Riley began the petition two weeks ago and is around 500 signatures. He will run the online petition until the end of February and would love to see 10,000 signatures. The goal is for at the end of March to take the petition to MLA’s and have them hand delivered to the health minister and the premier.
“We’ve had good local support from our MLA’s, they’ve been behind us and they do know the value of HALO.”

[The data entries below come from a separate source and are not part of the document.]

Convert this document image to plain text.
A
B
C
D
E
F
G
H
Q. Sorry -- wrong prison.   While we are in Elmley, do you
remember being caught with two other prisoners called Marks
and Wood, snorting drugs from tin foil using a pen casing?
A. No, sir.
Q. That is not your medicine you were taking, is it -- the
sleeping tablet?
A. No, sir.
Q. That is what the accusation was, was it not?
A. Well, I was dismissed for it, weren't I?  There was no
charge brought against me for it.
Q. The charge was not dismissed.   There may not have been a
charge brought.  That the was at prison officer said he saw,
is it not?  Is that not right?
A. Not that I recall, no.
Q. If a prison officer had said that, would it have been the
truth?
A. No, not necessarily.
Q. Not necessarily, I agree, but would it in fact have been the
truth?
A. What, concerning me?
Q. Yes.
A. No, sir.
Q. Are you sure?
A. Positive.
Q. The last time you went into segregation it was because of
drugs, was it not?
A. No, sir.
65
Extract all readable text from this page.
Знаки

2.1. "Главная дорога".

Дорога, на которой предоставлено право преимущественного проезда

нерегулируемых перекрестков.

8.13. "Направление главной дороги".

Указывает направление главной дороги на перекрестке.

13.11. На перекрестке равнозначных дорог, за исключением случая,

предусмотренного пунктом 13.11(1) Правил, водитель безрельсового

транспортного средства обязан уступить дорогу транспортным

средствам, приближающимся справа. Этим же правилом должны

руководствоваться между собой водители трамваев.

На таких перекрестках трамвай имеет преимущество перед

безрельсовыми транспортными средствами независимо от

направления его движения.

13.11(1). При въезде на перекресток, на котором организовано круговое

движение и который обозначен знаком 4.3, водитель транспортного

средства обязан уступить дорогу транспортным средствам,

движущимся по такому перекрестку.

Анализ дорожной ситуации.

He said that this isn’t about STARS, and that they don’t travel to this area, as their helicopter is too large and typically can’t land in some of the remote locations they need to go.
Chief Administrative Officer of Cypress County, Kevin Miner said that HALO has provided a great service to the county, especially those areas that are not close to the hospital, and if bad weather were to occur.
“Sometimes your hours away from getting an ambulance out there and its really your only chance to live sometimes.”
With Cypress County contributing around $80,000 to HALO, Miner sees a big benefit to the people
He believes the issue is twofold when it comes to asking money from the government. On the one hand, he thinks the government shortchanges HALO on what they should receive, as they get so much extra fundraising money from others, becoming a private donation versus being run by the provincial government.
“In my opinion this is a healthcare thing and is supposed to be run by the government. But when the government doesn’t fulfill that mandate, then the people step in.”
He also realizes that the government can’t afford to do every service that Albertans want, giving it a two-fold effect.
“Even though it would be nice to have it when the revenues go down, it’s really hard to ask the government for more stuff unless you’ve got something to offer up.”